[tahoe-dev] AllMyData Architecture

Thu Nov 1 23:53:20 PDT 2007

I have picked up a great deal on Friday mornings about your  
architecture but there are still holes in my understanding.
I don't see a top level architecture at your web site.
I don't know at which audience the page at (http:// 
tahoebs1.allmydata.com:8011/) is aimed.
Perhaps it is meant to be a part of a presentation.
For instance there is no file named (/data1/tahoe/client1/start.html)  
on my computer; Perhaps I came in late but I can not find the context  
that would explain that file name.

Starting from the page at (http://allmydata.org/trac/tahoe) I am  
invited to install the software.
I have from this page no inkling what the software will do for me, or  
to me; not even a bald claim.
I trust you guys but I don't even understand what I am trusting you  
to do for me.
I understand some of the top level goals of the software (only  
because of Friday mornings) but not how I can ask the software to do  
those things for me.

I have been confused for sometime about which parts of the software  
there are and where they run.

Comments on installing instructions.

I am not a python wizard and the term "Python Package Index" leaves  
me cold.
Perhaps a link would help.
Perhaps this mode is only for Python practitioners.

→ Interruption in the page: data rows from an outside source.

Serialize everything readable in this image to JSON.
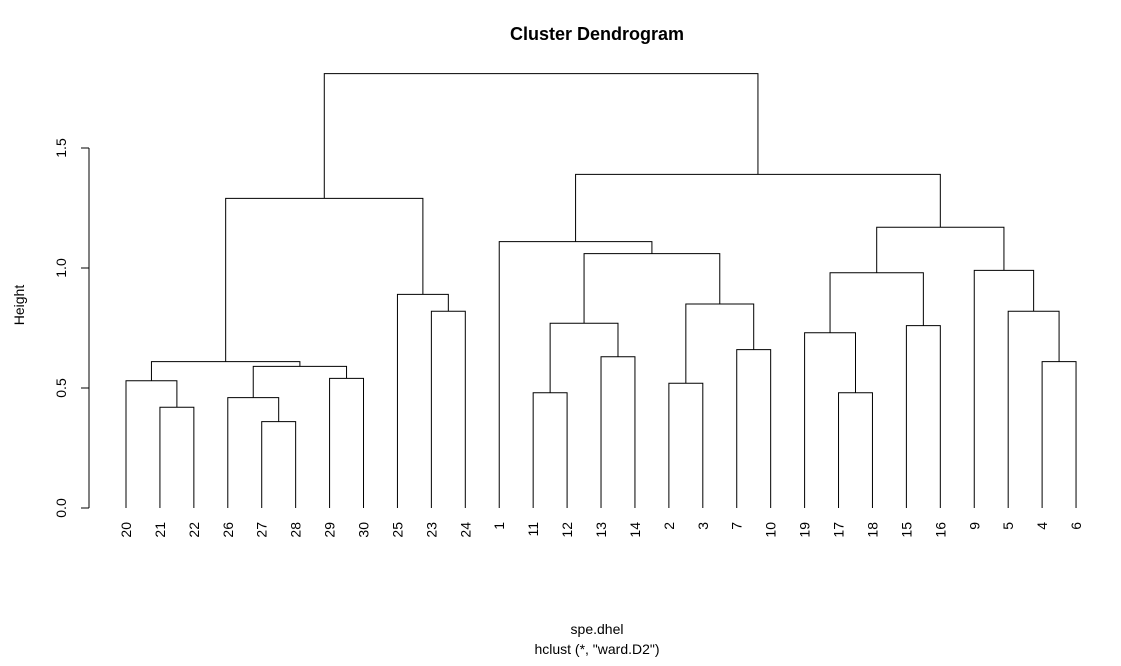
{
  "chart_data": {
    "type": "dendrogram",
    "title": "Cluster Dendrogram",
    "ylabel": "Height",
    "xlabel": "spe.dhel",
    "sub": "hclust (*, \"ward.D2\")",
    "ylim": [
      0,
      1.81
    ],
    "yticks": [
      0.0,
      0.5,
      1.0,
      1.5
    ],
    "ytick_labels": [
      "0.0",
      "0.5",
      "1.0",
      "1.5"
    ],
    "leaves": [
      "20",
      "21",
      "22",
      "26",
      "27",
      "28",
      "29",
      "30",
      "25",
      "23",
      "24",
      "1",
      "11",
      "12",
      "13",
      "14",
      "2",
      "3",
      "7",
      "10",
      "19",
      "17",
      "18",
      "15",
      "16",
      "9",
      "5",
      "4",
      "6"
    ],
    "merges": [
      {
        "id": "m1",
        "left": "21",
        "right": "22",
        "height": 0.42
      },
      {
        "id": "m2",
        "left": "20",
        "right": "m1",
        "height": 0.53
      },
      {
        "id": "m3",
        "left": "27",
        "right": "28",
        "height": 0.36
      },
      {
        "id": "m4",
        "left": "26",
        "right": "m3",
        "height": 0.46
      },
      {
        "id": "m5",
        "left": "29",
        "right": "30",
        "height": 0.54
      },
      {
        "id": "m6",
        "left": "m4",
        "right": "m5",
        "height": 0.59
      },
      {
        "id": "m7",
        "left": "m2",
        "right": "m6",
        "height": 0.61
      },
      {
        "id": "m8",
        "left": "23",
        "right": "24",
        "height": 0.82
      },
      {
        "id": "m9",
        "left": "25",
        "right": "m8",
        "height": 0.89
      },
      {
        "id": "m10",
        "left": "m7",
        "right": "m9",
        "height": 1.29
      },
      {
        "id": "m11",
        "left": "11",
        "right": "12",
        "height": 0.48
      },
      {
        "id": "m12",
        "left": "13",
        "right": "14",
        "height": 0.63
      },
      {
        "id": "m13",
        "left": "m11",
        "right": "m12",
        "height": 0.77
      },
      {
        "id": "m14",
        "left": "2",
        "right": "3",
        "height": 0.52
      },
      {
        "id": "m15",
        "left": "7",
        "right": "10",
        "height": 0.66
      },
      {
        "id": "m16",
        "left": "m14",
        "right": "m15",
        "height": 0.85
      },
      {
        "id": "m17",
        "left": "m13",
        "right": "m16",
        "height": 1.06
      },
      {
        "id": "m18",
        "left": "1",
        "right": "m17",
        "height": 1.11
      },
      {
        "id": "m19",
        "left": "17",
        "right": "18",
        "height": 0.48
      },
      {
        "id": "m20",
        "left": "19",
        "right": "m19",
        "height": 0.73
      },
      {
        "id": "m21",
        "left": "15",
        "right": "16",
        "height": 0.76
      },
      {
        "id": "m22",
        "left": "m20",
        "right": "m21",
        "height": 0.98
      },
      {
        "id": "m23",
        "left": "4",
        "right": "6",
        "height": 0.61
      },
      {
        "id": "m24",
        "left": "5",
        "right": "m23",
        "height": 0.82
      },
      {
        "id": "m25",
        "left": "9",
        "right": "m24",
        "height": 0.99
      },
      {
        "id": "m26",
        "left": "m22",
        "right": "m25",
        "height": 1.17
      },
      {
        "id": "m27",
        "left": "m18",
        "right": "m26",
        "height": 1.39
      },
      {
        "id": "m28",
        "left": "m10",
        "right": "m27",
        "height": 1.81
      }
    ]
  }
}
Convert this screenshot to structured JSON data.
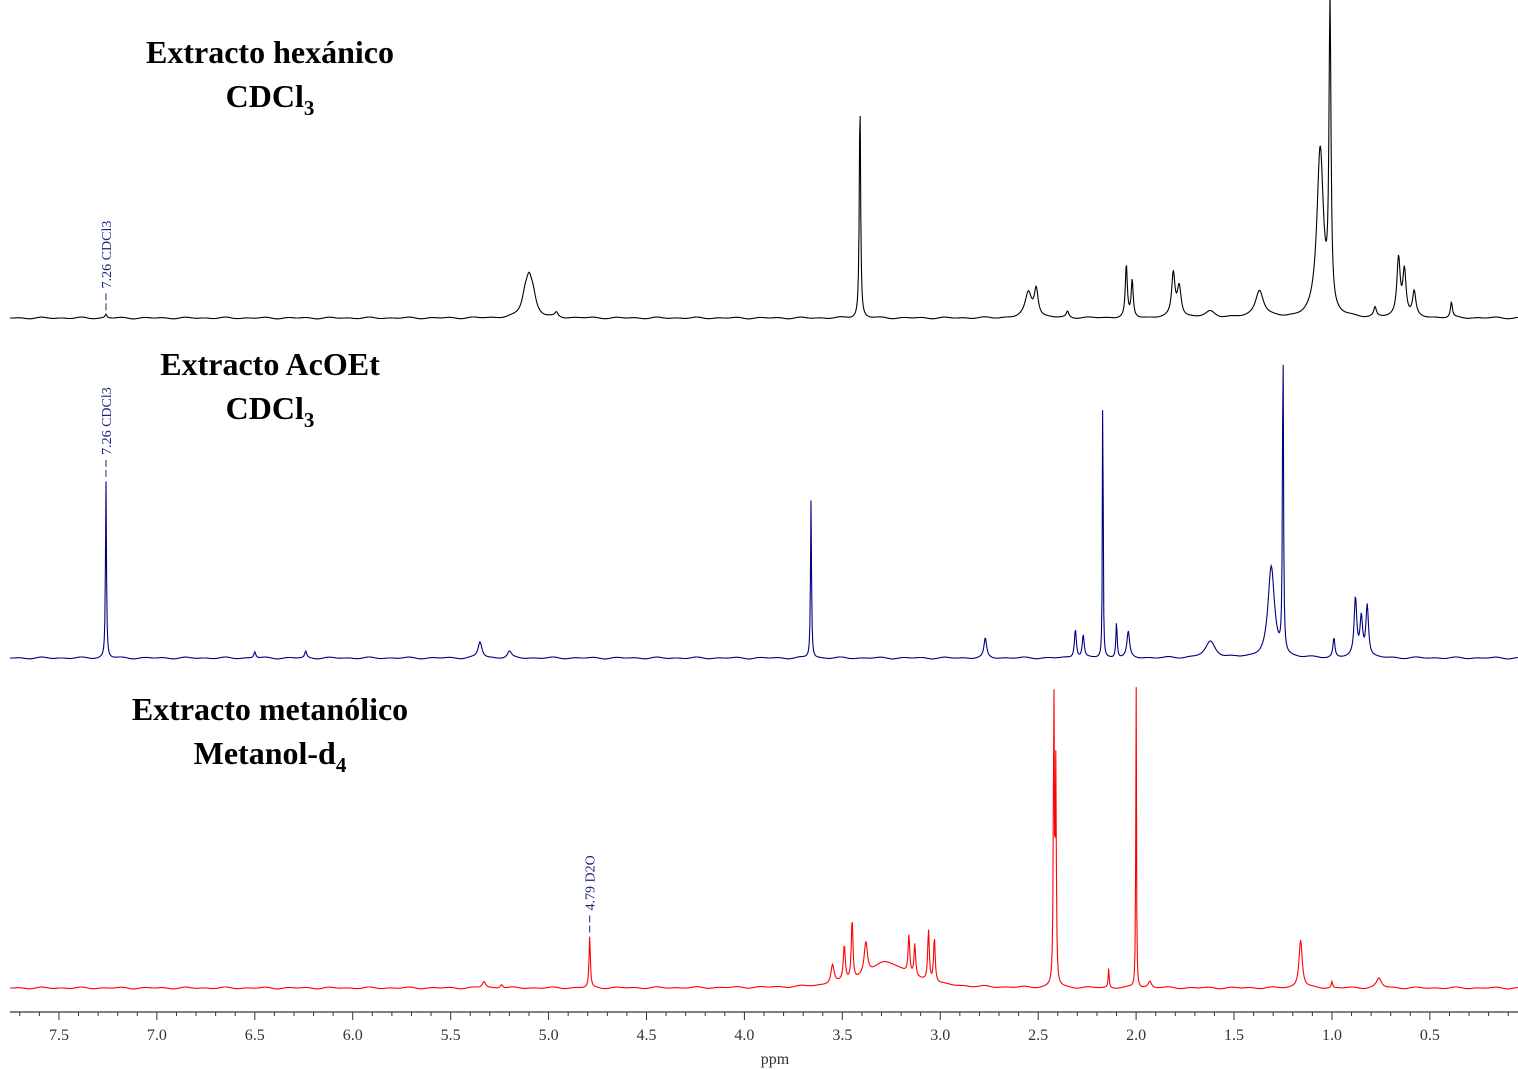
{
  "chart_data": {
    "type": "line",
    "xlabel": "ppm",
    "xlim": [
      7.75,
      0.05
    ],
    "x_reversed": true,
    "xticks": [
      "7.5",
      "7.0",
      "6.5",
      "6.0",
      "5.5",
      "5.0",
      "4.5",
      "4.0",
      "3.5",
      "3.0",
      "2.5",
      "2.0",
      "1.5",
      "1.0",
      "0.5"
    ],
    "xtick_values": [
      7.5,
      7.0,
      6.5,
      6.0,
      5.5,
      5.0,
      4.5,
      4.0,
      3.5,
      3.0,
      2.5,
      2.0,
      1.5,
      1.0,
      0.5
    ],
    "grid": false,
    "series": [
      {
        "title_line1": "Extracto hexánico",
        "title_line2": "CDCl",
        "title_sub": "3",
        "color": "#000000",
        "annotation": "7.26 CDCl3",
        "annotation_ppm": 7.26,
        "peaks": [
          {
            "ppm": 7.26,
            "h": 0.012,
            "w": 0.006
          },
          {
            "ppm": 5.12,
            "h": 0.06,
            "w": 0.02
          },
          {
            "ppm": 5.1,
            "h": 0.09,
            "w": 0.018
          },
          {
            "ppm": 5.08,
            "h": 0.06,
            "w": 0.02
          },
          {
            "ppm": 4.96,
            "h": 0.015,
            "w": 0.01
          },
          {
            "ppm": 3.41,
            "h": 0.72,
            "w": 0.004
          },
          {
            "ppm": 2.55,
            "h": 0.08,
            "w": 0.02
          },
          {
            "ppm": 2.51,
            "h": 0.09,
            "w": 0.012
          },
          {
            "ppm": 2.35,
            "h": 0.02,
            "w": 0.008
          },
          {
            "ppm": 2.05,
            "h": 0.17,
            "w": 0.006
          },
          {
            "ppm": 2.02,
            "h": 0.12,
            "w": 0.006
          },
          {
            "ppm": 1.81,
            "h": 0.14,
            "w": 0.01
          },
          {
            "ppm": 1.78,
            "h": 0.1,
            "w": 0.012
          },
          {
            "ppm": 1.62,
            "h": 0.02,
            "w": 0.03
          },
          {
            "ppm": 1.37,
            "h": 0.09,
            "w": 0.025
          },
          {
            "ppm": 1.06,
            "h": 0.55,
            "w": 0.02
          },
          {
            "ppm": 1.01,
            "h": 0.99,
            "w": 0.006
          },
          {
            "ppm": 0.78,
            "h": 0.03,
            "w": 0.008
          },
          {
            "ppm": 0.66,
            "h": 0.19,
            "w": 0.01
          },
          {
            "ppm": 0.63,
            "h": 0.15,
            "w": 0.01
          },
          {
            "ppm": 0.58,
            "h": 0.08,
            "w": 0.01
          },
          {
            "ppm": 0.39,
            "h": 0.05,
            "w": 0.006
          }
        ]
      },
      {
        "title_line1": "Extracto AcOEt",
        "title_line2": "CDCl",
        "title_sub": "3",
        "color": "#000080",
        "annotation": "7.26 CDCl3",
        "annotation_ppm": 7.26,
        "peaks": [
          {
            "ppm": 7.26,
            "h": 0.55,
            "w": 0.003
          },
          {
            "ppm": 6.5,
            "h": 0.02,
            "w": 0.006
          },
          {
            "ppm": 6.24,
            "h": 0.02,
            "w": 0.006
          },
          {
            "ppm": 5.35,
            "h": 0.05,
            "w": 0.012
          },
          {
            "ppm": 5.2,
            "h": 0.02,
            "w": 0.012
          },
          {
            "ppm": 3.66,
            "h": 0.49,
            "w": 0.003
          },
          {
            "ppm": 2.77,
            "h": 0.06,
            "w": 0.008
          },
          {
            "ppm": 2.31,
            "h": 0.09,
            "w": 0.006
          },
          {
            "ppm": 2.27,
            "h": 0.07,
            "w": 0.006
          },
          {
            "ppm": 2.17,
            "h": 0.99,
            "w": 0.002
          },
          {
            "ppm": 2.1,
            "h": 0.11,
            "w": 0.004
          },
          {
            "ppm": 2.04,
            "h": 0.08,
            "w": 0.008
          },
          {
            "ppm": 1.62,
            "h": 0.05,
            "w": 0.03
          },
          {
            "ppm": 1.31,
            "h": 0.28,
            "w": 0.02
          },
          {
            "ppm": 1.25,
            "h": 1.0,
            "w": 0.003
          },
          {
            "ppm": 0.99,
            "h": 0.06,
            "w": 0.006
          },
          {
            "ppm": 0.88,
            "h": 0.18,
            "w": 0.008
          },
          {
            "ppm": 0.85,
            "h": 0.12,
            "w": 0.008
          },
          {
            "ppm": 0.82,
            "h": 0.16,
            "w": 0.008
          }
        ]
      },
      {
        "title_line1": "Extracto metanólico",
        "title_line2": "Metanol-d",
        "title_sub": "4",
        "color": "#ff0000",
        "annotation": "4.79 D2O",
        "annotation_ppm": 4.79,
        "peaks": [
          {
            "ppm": 5.33,
            "h": 0.02,
            "w": 0.01
          },
          {
            "ppm": 5.24,
            "h": 0.012,
            "w": 0.008
          },
          {
            "ppm": 4.79,
            "h": 0.16,
            "w": 0.004
          },
          {
            "ppm": 3.55,
            "h": 0.06,
            "w": 0.01
          },
          {
            "ppm": 3.49,
            "h": 0.11,
            "w": 0.006
          },
          {
            "ppm": 3.45,
            "h": 0.19,
            "w": 0.005
          },
          {
            "ppm": 3.38,
            "h": 0.1,
            "w": 0.01
          },
          {
            "ppm": 3.27,
            "h": 0.08,
            "w": 0.12
          },
          {
            "ppm": 3.16,
            "h": 0.12,
            "w": 0.005
          },
          {
            "ppm": 3.13,
            "h": 0.1,
            "w": 0.005
          },
          {
            "ppm": 3.06,
            "h": 0.16,
            "w": 0.005
          },
          {
            "ppm": 3.03,
            "h": 0.14,
            "w": 0.005
          },
          {
            "ppm": 2.42,
            "h": 0.92,
            "w": 0.003
          },
          {
            "ppm": 2.41,
            "h": 0.66,
            "w": 0.003
          },
          {
            "ppm": 2.14,
            "h": 0.06,
            "w": 0.003
          },
          {
            "ppm": 2.0,
            "h": 0.99,
            "w": 0.002
          },
          {
            "ppm": 1.93,
            "h": 0.02,
            "w": 0.01
          },
          {
            "ppm": 1.16,
            "h": 0.15,
            "w": 0.01
          },
          {
            "ppm": 1.0,
            "h": 0.02,
            "w": 0.004
          },
          {
            "ppm": 0.76,
            "h": 0.03,
            "w": 0.015
          }
        ]
      }
    ]
  }
}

In the "Running-In-Place" scheme I presume that the code that I avoid  
loading runs on some other machine instead thereby providing a service.
There are trust issues here. If I build and run code on my machine  
then I know can, in principle, read and understand it.
Otherwise I trust a service.
This may be OK but I now have no way yet of knowing what I am  
trusting it to do.

I know enough about your architecture to know that it provides  
unprecedented security properties.
If you are trying to gain adherents as a result of these properties  
then there must be ways to understand how these properties arise.
Reading the code is necessary for those who don't trust you.
But even in that extreme case it is necessary to understand the  
claims and invariants upon which these unique security properties rest,
I see not even bald claims for these properties.

I gather that it works something along the following lines.

There is a body of code that runs on the data owner's machine. (I  
don't know what you call it; I will call it the 'adapter' here.)
The adapter presents some sort of file system interface to whoever  
addresses it as a file system.
The adapter requires access to Internet to access a set of other  
machines whose nature is mostly abstracted in this note.
Files written to this file system occupy space on the other machines.
The written information is encrypted so that only the size and time  
of the written data is available outside your computer; indeed it is  
known only to the adapter and the writer, and, of course, their  
respective TCBs.
As a file system the adapter also supports reading files therein.
This activity is also visible to the other machines.
The data is represented on the other machines redundantly so that the  
data remains available even when some of the other machines are not  
available.

With these bald claims I can already begin to reason about security  
maters even without understanding or buying into capability discipline.
This could perhaps motivate a class of hackers to look closer. Here  
are some further high level, yet precise claims.

There is a software interface to the adapter whereby a program that  
can read a file from the file system can instead acquire a token from  
the adapter for that file.
That token (What I suppose you call the URI) is about 100 characters  
long and is pure data.
If another computer somewhere, attached to the Internet, running an  
adapter with access to the same(?) set of 'other machines' acquires  
this token, it can be delivered to that adapter so as to create a  
virtual hard-link (Unix speak) to the original file.

Alternatively there is available a token from the first adapter for  
the file that affords only read access.
This token is cryptographically secure, as is the read-only restriction.
Tokens for directories come in three flavors, (1) read-write which  
allows the token holder to add and delete entries from the directory,
(add only is another obvious candidate) (2) read only which does not  
allow modification to the directory, and (3) transitive read which  
allows only read-only access to files therein, and transitive read  
access to directories therein. (This text is wobbly.)

Now some of the capability discipline leaks into the description;  
some will recognize it and others will not.
Many more and perhaps most of the current security properties are now  
made clear, at least as claims.
All without reading any code, if they trust you guys.

Another claim: secrecy and integrity of your data depends on only the  
logic of your adapter; it does not depend on the logic of a possibly  
modified adapter in the machines to which you send tokens.
Availability depends on the logic of code running in the other  
computers and the availability of those other computers.
I have ignored here those important properties relating to data healing.

There is now a logical frame work to begin understanding the more  
detailed mechanisms inside that make the software feasible and the  
claims thereby plausible.

I have been sloppy but it is possible to make precise claims with  
little or no more bulk.
I think there should be such prominent claims near the front door for  
the hackers and security professionals.
If your lawyers are queasy, then make these as aspirations, not  
claims, and invite the customer to audit your architecture for  
shortcomings.

I am excited about your technology. Good luck.